Connaître les facteurs de risque

De plus en plus de travaux semblent indiquer que les pathologies psychiatriques résultent d’interactions entre les facteurs génétiques et les facteurs environnementaux. Il est donc important que la psychiatrie de précision tente de comprendre l’influence de l’environnement sur la manifestation des affections polygéniques que sont les maladies mentales. Il a ainsi été démontré récemment qu’il y a deux fois plus de schizophrènes dans les grands centres urbains qu’en milieu rural, probablement en raison d’un surcroit de pollution et de stress.

 

L’immuno-psychiatrie, un domaine en plein essor

On appelle immuno-psychiatrie l’étude des liens entre l’apparition de symptômes neuropsychiatriques et les dérèglements du système immunitaire.
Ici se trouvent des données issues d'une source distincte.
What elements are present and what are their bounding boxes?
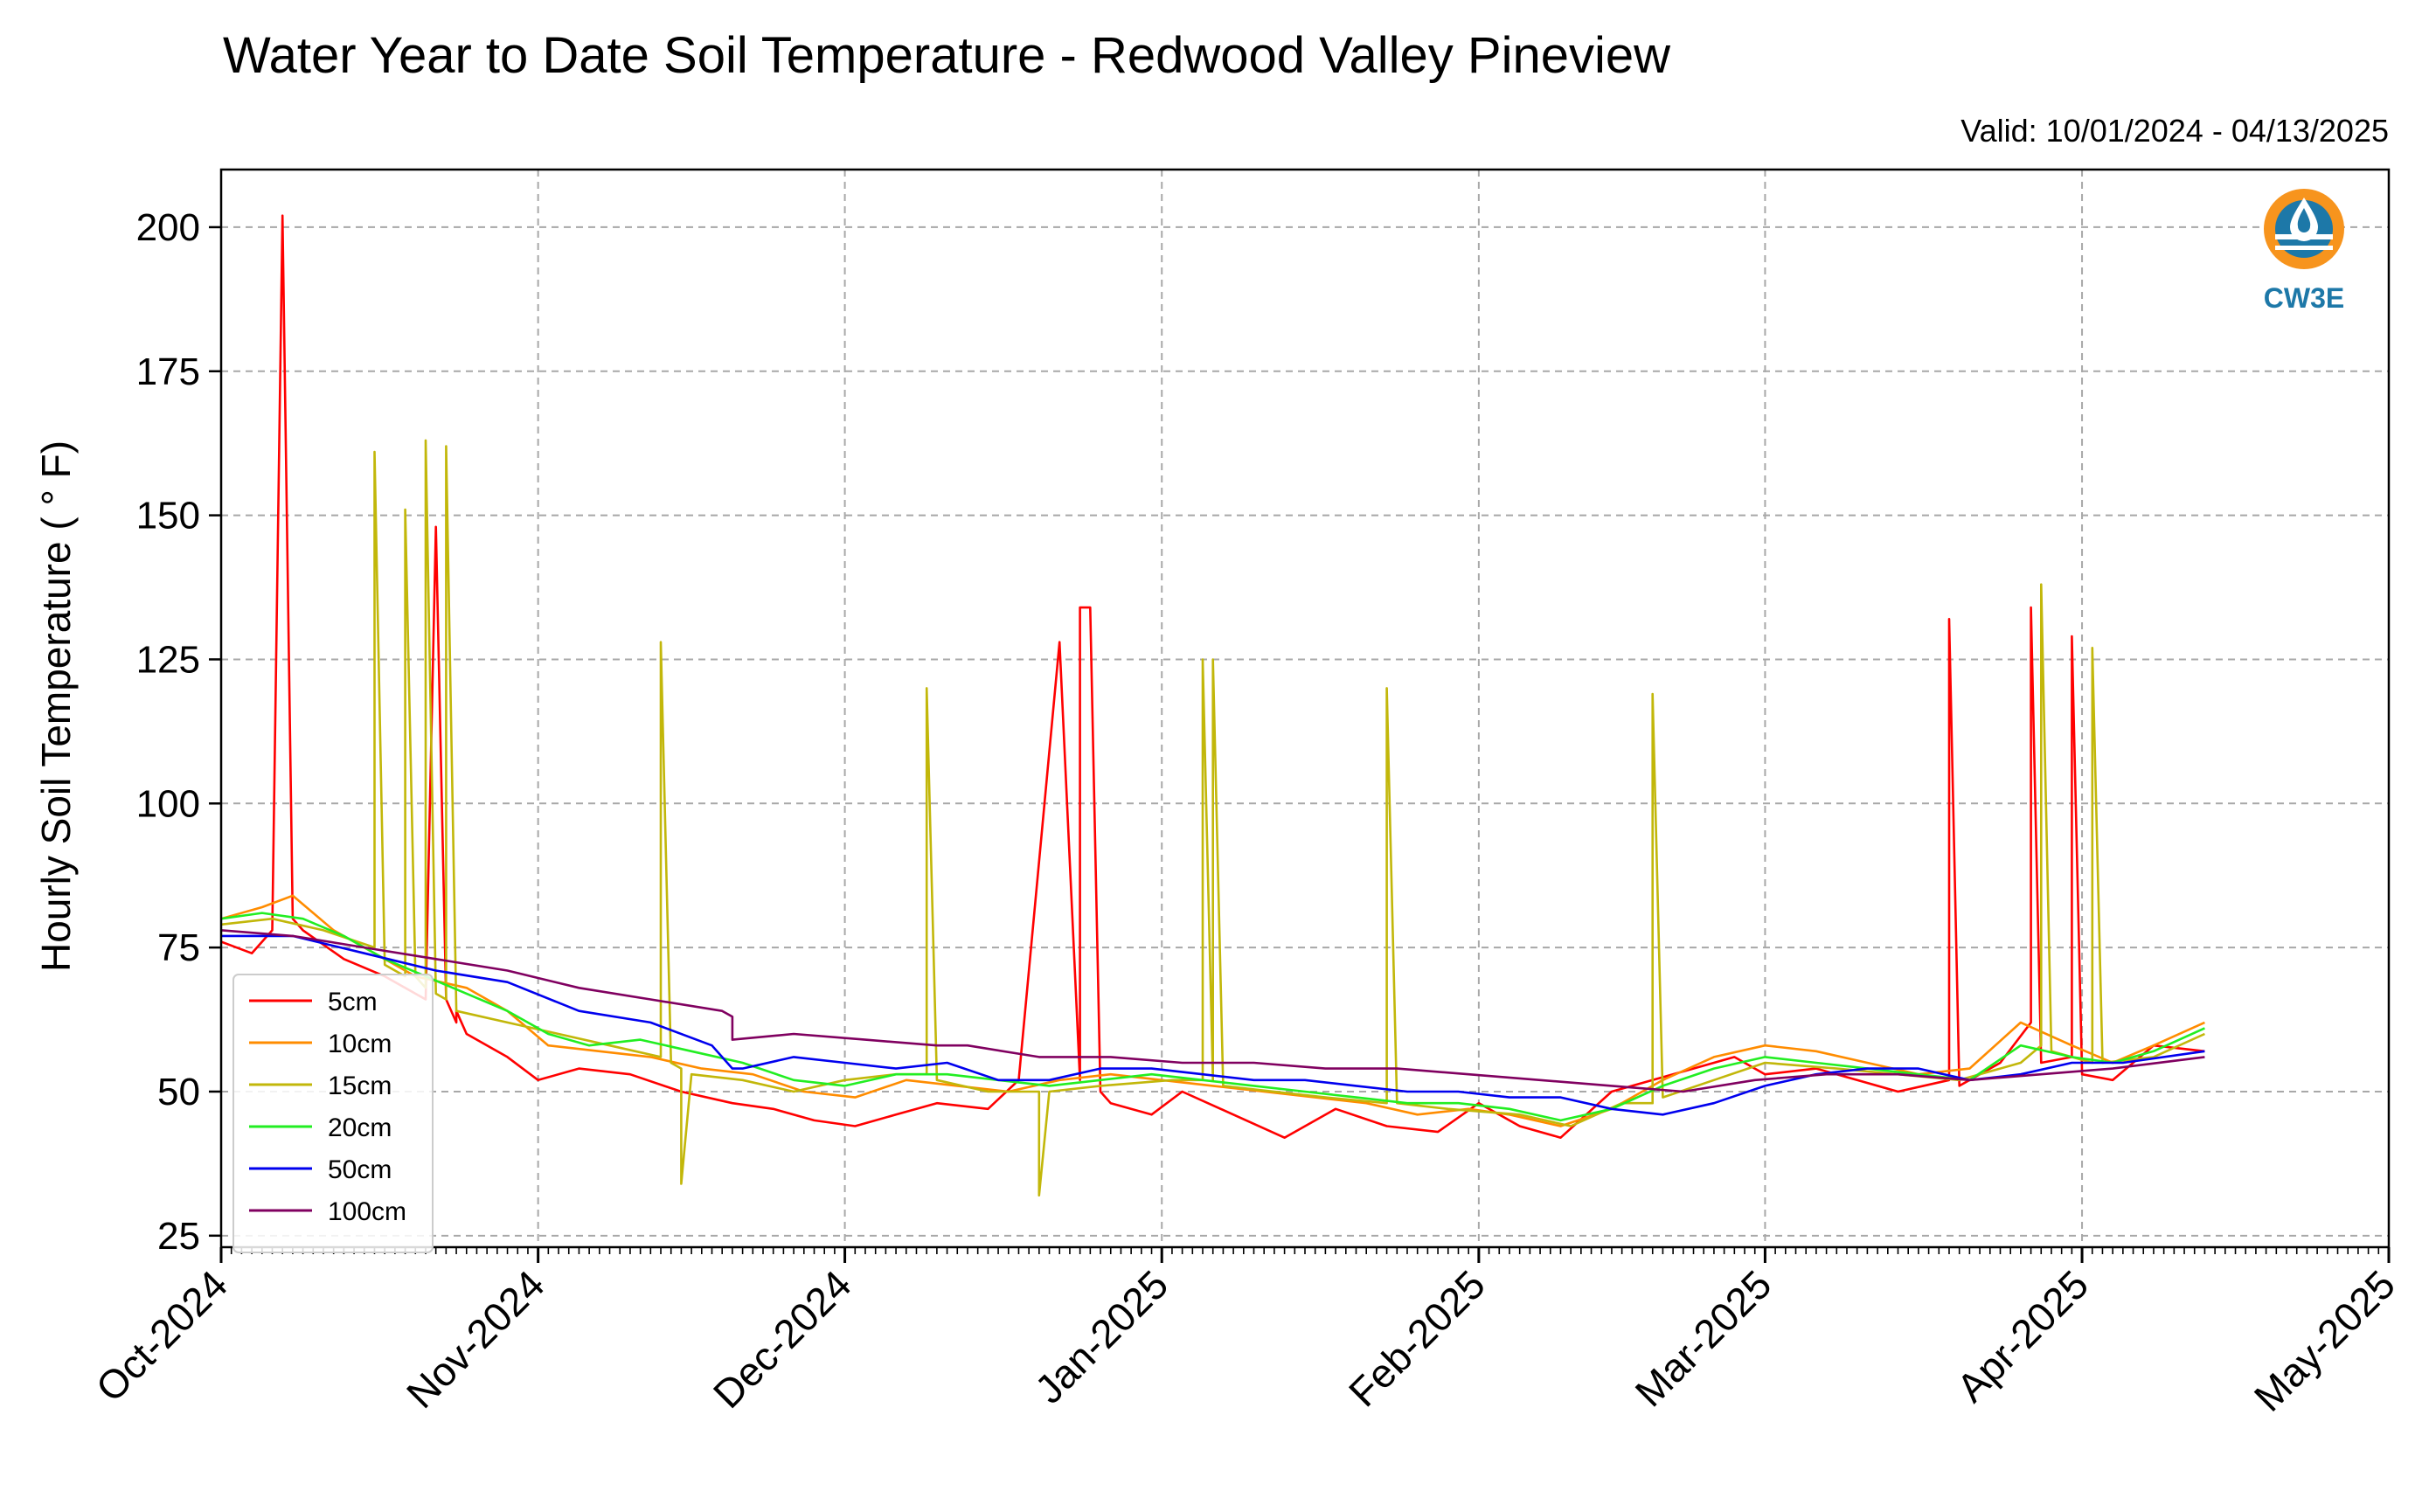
y-axis-label: Hourly Soil Temperature ( ° F) — [33, 440, 79, 972]
y-tick-label: 25 — [157, 1215, 200, 1258]
legend: 5cm 10cm 15cm 20cm 50cm 100cm — [232, 974, 434, 1253]
y-tick-label: 100 — [136, 782, 200, 825]
legend-label: 5cm — [328, 988, 378, 1016]
y-tick-label: 200 — [136, 206, 200, 249]
series-line-5cm — [220, 214, 2205, 1139]
legend-label: 15cm — [328, 1072, 392, 1100]
series-line-100cm — [220, 929, 2205, 1093]
cw3e-logo: CW3E — [2264, 189, 2344, 314]
legend-label: 10cm — [328, 1030, 392, 1058]
legend-label: 100cm — [328, 1197, 406, 1226]
y-tick-label: 50 — [157, 1071, 200, 1113]
y-tick-label: 125 — [136, 638, 200, 681]
series-lines — [220, 214, 2205, 1196]
y-tick-label: 75 — [157, 926, 200, 969]
chart-subtitle: Valid: 10/01/2024 - 04/13/2025 — [1961, 113, 2389, 149]
series-line-15cm — [220, 439, 2205, 1196]
legend-label: 50cm — [328, 1155, 392, 1184]
legend-label: 20cm — [328, 1113, 392, 1142]
series-line-50cm — [221, 934, 2205, 1116]
logo-text: CW3E — [2264, 282, 2344, 314]
chart-title: Water Year to Date Soil Temperature - Re… — [223, 27, 1671, 84]
y-tick-label: 175 — [136, 350, 200, 393]
y-tick-label: 150 — [136, 495, 200, 538]
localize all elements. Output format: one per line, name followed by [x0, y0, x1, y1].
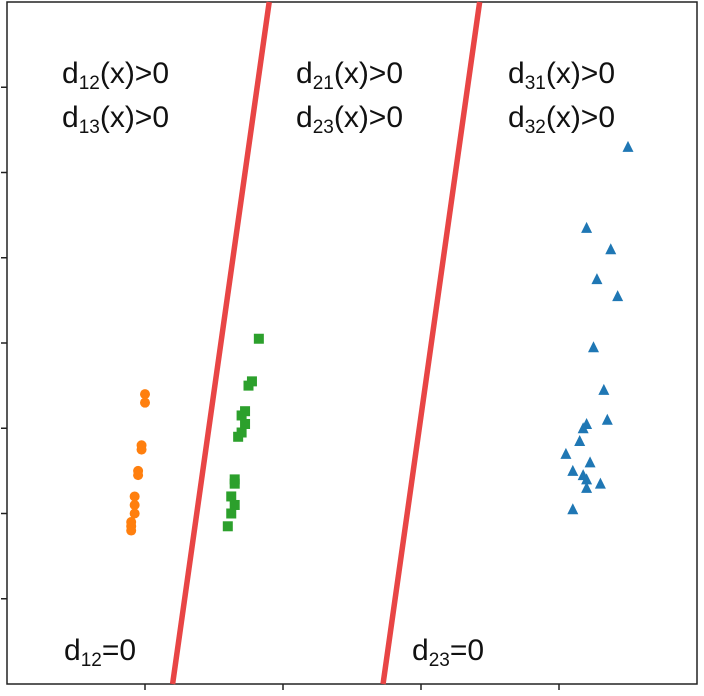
data-point-series-1 — [140, 389, 150, 400]
data-point-series-3 — [560, 447, 572, 459]
data-point-series-3 — [598, 383, 610, 395]
boundary-line-1 — [169, 1, 272, 685]
data-point-series-1 — [136, 444, 147, 455]
data-point-series-3 — [574, 435, 586, 447]
data-point-series-1 — [126, 525, 137, 536]
data-point-series-3 — [588, 341, 599, 353]
data-point-series-3 — [612, 290, 624, 302]
boundary-1-label: d12=0 — [62, 634, 139, 671]
data-point-series-1 — [129, 491, 140, 502]
region-1-line-2: d13(x)>0 — [62, 101, 170, 138]
data-point-series-3 — [577, 422, 589, 434]
decision-boundaries — [169, 1, 483, 685]
data-point-series-3 — [591, 273, 603, 285]
region-3-line-1: d31(x)>0 — [508, 57, 616, 94]
data-point-series-3 — [567, 503, 579, 515]
data-points — [126, 140, 634, 536]
data-point-series-2 — [253, 333, 264, 344]
region-2-line-2: d23(x)>0 — [296, 101, 404, 138]
data-point-series-3 — [622, 140, 634, 152]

Les chercheurs s’intéressent notamment aux anticorps qui, au lieu de nous défendre contre les agressions, s’attaquent à nos propres cellules et se dirigent parfois contre des récepteurs cérébraux indispensables au bon fonctionnement des synapses, générant au passage des symptômes psychotiques. Il a ainsi été démontré qu’entre 10 et 20% des patients diagnostiqués schizophrènes sont porteurs de ces anticorps, souffrent en réalité d’une psychose auto-immune et ne répondent pas aux neuroleptiques.

 

Le rôle de l’imagerie

Qui dit psychiatrie de précision dit bien sûr enfin recours accru à l’imagerie. Et pour cause, nombre de technologies de plus en plus sophistiquées – IRM de diffusion, IRM fonctionnelle, IRM à très haut champ magnétique – s’avèrent aujourd’hui cruciales pour repérer des modifications de la morphologie de structures cérébrales.

 

La cohorte French Minds

Ce sont tous ces marqueurs (anatomiques, micro-structurels, fonctionnels, métaboliques) qui seront utilisés au sein de la cohorte French Minds que le programme ProPSY s’apprête à construire et qui comptera, à terme, dix mille patients. Ces marqueurs seront évalués et suivis individuellement pendant des années, sur le plan clinique, comportemental, environnement. De quoi permettre à la recherche en psychiatrie de franchir enfin le pas que tous attendent.